Man lights himself on fire in Japan in apparent protest of state funeral for Shinzo Abe
Planned funeral has become unpopular as more details emerge about Abe's links to the Unification Church
A man set himself on fire near the Japanese prime minister's office in Tokyo early Wednesday in apparent protest against the state funeral planned next week for former leader Shinzo Abe, officials and media reports said.
The man, believed to be in his 70s, sustained burns on large parts of his body but was conscious and told police that he set himself on fire after pouring oil over him, Kyodo News agency reported. The man was taken to a hospital.
A note apparently written by the man was found with him that said, "Personally, I am absolutely against" Abe's funeral, Kyodo said.
A Tokyo Fire Department official confirmed a man set himself afire on the street in Tokyo's Kasumigaseki government district but declined to give further details, including the man's identity, motive or condition, citing the sensitivity of what was a police matter.
Tokyo police refused to comment, including on a report that a police officer was caught in the fire.
Prime Minister Fumio Kishida is in New York for the annual UN General Assembly meeting of world leaders. He gave a speech Tuesday expressing disappointment over the Security Council's failure to respond to the Russian invasion of Ukraine because of Russia's permanent veto and called for reforms that would allow the UN to better defend global peace and order.
The planned state funeral for Abe has become increasingly unpopular among Japanese as more details emerge about the ruling party's and Abe's links to the Unification Church, which built close ties with Liberal Democratic Party lawmakers over their shared interests in conservative causes.

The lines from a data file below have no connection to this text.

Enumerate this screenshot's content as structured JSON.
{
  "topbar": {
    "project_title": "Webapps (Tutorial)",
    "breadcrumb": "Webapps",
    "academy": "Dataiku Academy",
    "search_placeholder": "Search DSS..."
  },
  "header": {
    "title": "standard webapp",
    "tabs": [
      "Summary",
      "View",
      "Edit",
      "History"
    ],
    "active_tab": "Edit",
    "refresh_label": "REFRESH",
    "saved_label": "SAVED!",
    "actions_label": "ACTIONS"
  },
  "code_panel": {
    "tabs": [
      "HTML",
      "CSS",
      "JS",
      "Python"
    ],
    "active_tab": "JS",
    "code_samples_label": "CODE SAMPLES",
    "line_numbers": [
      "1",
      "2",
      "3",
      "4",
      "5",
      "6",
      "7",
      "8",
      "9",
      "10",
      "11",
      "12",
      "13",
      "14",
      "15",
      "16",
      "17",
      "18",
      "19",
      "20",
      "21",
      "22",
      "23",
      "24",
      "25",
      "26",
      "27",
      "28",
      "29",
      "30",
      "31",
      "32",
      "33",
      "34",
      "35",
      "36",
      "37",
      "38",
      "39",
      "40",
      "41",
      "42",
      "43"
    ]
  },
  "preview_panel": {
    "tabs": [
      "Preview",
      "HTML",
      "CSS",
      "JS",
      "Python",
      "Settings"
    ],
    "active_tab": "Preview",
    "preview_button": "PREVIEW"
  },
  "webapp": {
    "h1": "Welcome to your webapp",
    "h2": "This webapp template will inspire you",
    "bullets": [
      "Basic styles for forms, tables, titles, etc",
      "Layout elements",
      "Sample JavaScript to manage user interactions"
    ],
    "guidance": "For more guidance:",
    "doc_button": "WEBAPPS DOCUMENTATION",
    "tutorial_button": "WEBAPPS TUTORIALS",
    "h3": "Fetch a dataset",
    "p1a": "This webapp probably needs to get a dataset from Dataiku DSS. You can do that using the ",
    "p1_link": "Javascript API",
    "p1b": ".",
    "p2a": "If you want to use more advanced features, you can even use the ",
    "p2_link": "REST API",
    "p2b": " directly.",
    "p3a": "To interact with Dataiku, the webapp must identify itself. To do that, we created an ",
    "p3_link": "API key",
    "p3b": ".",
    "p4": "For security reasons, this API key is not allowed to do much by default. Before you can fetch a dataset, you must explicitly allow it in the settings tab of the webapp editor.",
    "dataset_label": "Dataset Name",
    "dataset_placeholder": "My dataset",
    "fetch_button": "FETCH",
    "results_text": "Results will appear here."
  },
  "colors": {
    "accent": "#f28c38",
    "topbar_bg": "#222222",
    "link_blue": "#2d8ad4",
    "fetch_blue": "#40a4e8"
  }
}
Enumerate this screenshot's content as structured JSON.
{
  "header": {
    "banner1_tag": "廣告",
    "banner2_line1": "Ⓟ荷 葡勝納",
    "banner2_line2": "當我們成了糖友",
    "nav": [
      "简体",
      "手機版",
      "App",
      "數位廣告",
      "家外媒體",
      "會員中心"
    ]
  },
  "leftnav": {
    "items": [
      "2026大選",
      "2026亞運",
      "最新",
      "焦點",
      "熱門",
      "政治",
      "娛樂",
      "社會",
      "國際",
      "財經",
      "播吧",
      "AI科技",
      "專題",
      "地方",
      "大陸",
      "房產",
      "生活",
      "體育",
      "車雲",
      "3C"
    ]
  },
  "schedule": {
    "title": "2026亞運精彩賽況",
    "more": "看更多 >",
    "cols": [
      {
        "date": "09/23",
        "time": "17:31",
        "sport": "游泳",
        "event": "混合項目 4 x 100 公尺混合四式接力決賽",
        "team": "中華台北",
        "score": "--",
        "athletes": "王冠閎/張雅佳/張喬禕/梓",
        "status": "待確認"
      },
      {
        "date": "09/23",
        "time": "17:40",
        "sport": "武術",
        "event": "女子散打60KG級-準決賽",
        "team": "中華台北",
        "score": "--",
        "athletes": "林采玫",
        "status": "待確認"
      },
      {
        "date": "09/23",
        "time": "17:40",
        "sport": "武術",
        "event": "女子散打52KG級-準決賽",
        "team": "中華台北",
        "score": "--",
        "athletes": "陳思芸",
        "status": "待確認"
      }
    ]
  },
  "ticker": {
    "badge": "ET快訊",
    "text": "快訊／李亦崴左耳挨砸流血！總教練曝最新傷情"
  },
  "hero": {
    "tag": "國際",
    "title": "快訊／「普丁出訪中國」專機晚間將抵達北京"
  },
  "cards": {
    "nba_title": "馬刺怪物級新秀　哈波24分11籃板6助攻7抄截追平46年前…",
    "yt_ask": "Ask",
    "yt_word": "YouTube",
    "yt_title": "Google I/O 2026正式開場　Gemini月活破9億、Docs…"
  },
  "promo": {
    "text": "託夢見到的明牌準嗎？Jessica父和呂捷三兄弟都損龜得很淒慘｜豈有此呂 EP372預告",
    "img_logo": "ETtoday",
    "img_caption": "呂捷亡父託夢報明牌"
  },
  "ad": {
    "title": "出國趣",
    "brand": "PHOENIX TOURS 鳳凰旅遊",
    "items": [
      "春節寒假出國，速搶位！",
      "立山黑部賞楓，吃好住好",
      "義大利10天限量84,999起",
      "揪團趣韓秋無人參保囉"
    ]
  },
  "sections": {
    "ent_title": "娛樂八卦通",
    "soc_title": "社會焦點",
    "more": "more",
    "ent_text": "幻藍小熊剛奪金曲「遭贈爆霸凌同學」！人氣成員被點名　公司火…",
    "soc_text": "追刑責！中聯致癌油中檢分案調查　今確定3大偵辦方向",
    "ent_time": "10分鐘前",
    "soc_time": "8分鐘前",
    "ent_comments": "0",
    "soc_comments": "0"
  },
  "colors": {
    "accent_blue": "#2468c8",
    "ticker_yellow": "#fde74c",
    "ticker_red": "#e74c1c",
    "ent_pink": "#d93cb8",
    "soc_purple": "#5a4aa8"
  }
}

The suspect in Abe's assassination reportedly believed his mother's donations to the church ruined his family. The LDP has said nearly half its lawmakers have ties to the church.
A state funeral is a rare event in Japan, but Kishida has said Abe deserves the honour as Japan's longest-serving post-World War II leader and for his diplomatic and economic achievements.
Critics have said it was decided undemocratically and is an inappropriate and costly use of taxpayers' money. They say Kishida aimed to please Abe's party faction and buttress his own power.